Patients presenting to an ambulatory setting or emergency room with a severe migraine have a limited number of treatment options. First-line treatment includes intravenous (IV) fluid, antidopaminergic agents, steroids, dihydroergotamine (DHE), and nonsteroidal anti-inflammatory drugs (NSAIDs).[6] In contrast to opioids, NSAIDs are not addictive and do not cause urinary retention, constipation, or ileus. Unlike antidopaminergic agents, NSAIDs are associated with no extrapyramidal side effects. They have fewer gastrointestinal (GI) and vasoconstrictive adverse effects than DHE. Unlike triptans and combination analgesics that can cause rebound headaches, in fact, NSAIDs may protect against migraine chronification, especially if taken fewer than 10 days per month.[7] However, the use of oral NSAIDs is sometimes not an option, particularly in patients with severe migraine who may have emesis and gastroparesis. IV NSAIDs can be an effective alternative for acute migraine relief in the emergency room.[8] To date, there are three IV NSAIDs (ketorolac, ibuprofen, and meloxicam) approved by the Food and Drug Administration (FDA) for use in moderate to severe pain.
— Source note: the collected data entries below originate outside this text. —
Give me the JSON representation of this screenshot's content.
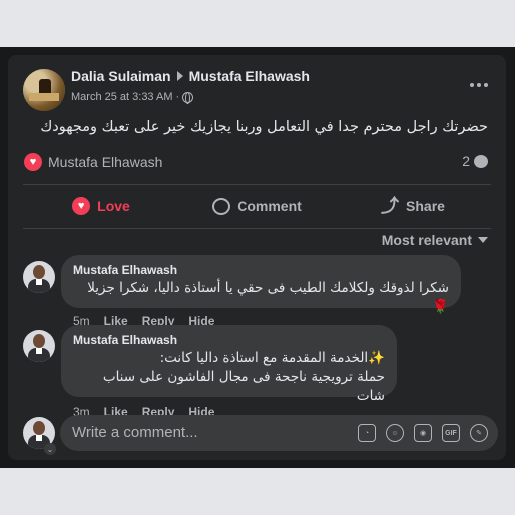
{
  "post": {
    "author": "Dalia Sulaiman",
    "target": "Mustafa Elhawash",
    "timestamp": "March 25 at 3:33 AM",
    "separator": "·",
    "text": "حضرتك راجل محترم جدا في التعامل وربنا يجازيك خير على تعبك ومجهودك",
    "reaction_name": "Mustafa Elhawash",
    "comment_count": "2"
  },
  "actions": {
    "love": "Love",
    "comment": "Comment",
    "share": "Share"
  },
  "sort_label": "Most relevant",
  "comments": [
    {
      "name": "Mustafa Elhawash",
      "text": "شكرا لذوقك ولكلامك الطيب فى حقي يا أستاذة داليا، شكرا جزيلا🌹",
      "time": "5m",
      "like": "Like",
      "reply": "Reply",
      "hide": "Hide"
    },
    {
      "name": "Mustafa Elhawash",
      "line1": "✨الخدمة المقدمة مع استاذة داليا كانت:",
      "line2": "حملة ترويجية ناجحة فى مجال الفاشون على سناب شات",
      "time": "3m",
      "like": "Like",
      "reply": "Reply",
      "hide": "Hide"
    }
  ],
  "composer": {
    "placeholder": "Write a comment...",
    "icons": [
      "sticker-icon",
      "emoji-icon",
      "camera-icon",
      "gif-icon",
      "avatar-sticker-icon"
    ],
    "gif_label": "GIF"
  },
  "colors": {
    "background": "#242526",
    "bubble": "#3a3b3c",
    "love": "#f33e58",
    "text": "#e4e6eb",
    "secondary": "#b0b3b8"
  }
}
Ketorolac 30–60 mg IV/intramuscular (IM) is the only parenteral NSAID that has been assessed by the American Headache Society with a level B evidence for acute treatment of migraine.[9] It may be offered to adults who present to the emergency room with migraine (Level C).[10] However, only active controlled trials were performed on IV ketorolac for migraine; the placebo effect of IV ketorolac in patients with migraine was not assessed.[11–14]
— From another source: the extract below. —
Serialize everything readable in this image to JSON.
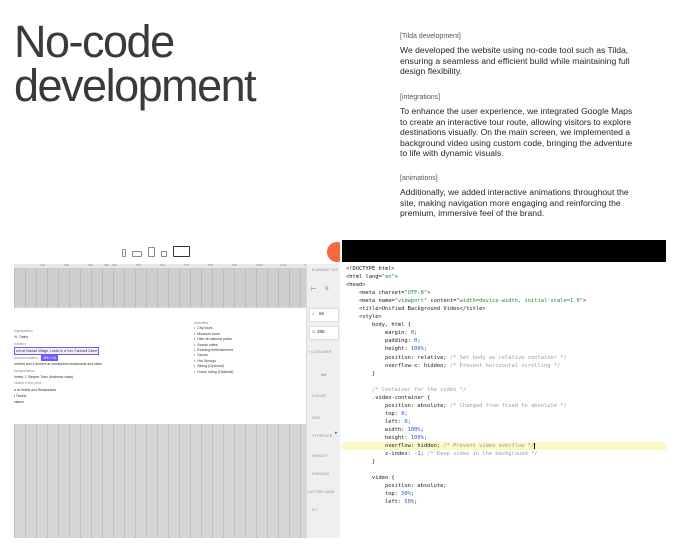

IV ibuprofen (Cumberland Pharmaceuticals Inc., Nashville, TN, USA) has been approved by the FDA to treat pain and fever. Due to its balanced cyclooxygenase inhibition profile, ibuprofen has less bleeding risk than more cyclooxygenase-selective NSAIDs.[15] IV ibuprofen is as effective as IV ketorolac for treating perioperative pain.[16–18] IV ibuprofen may thus offer another parenteral NSAID option for acute headache treatment, but its efficacy in migraine is not well known. We hypothesized that IV ibuprofen reduces migraine pain intensity at 2 h after infusion. This pilot study assessed the efficacy and tolerability of injectable ibuprofen to treat migraine headaches in the ambulatory setting.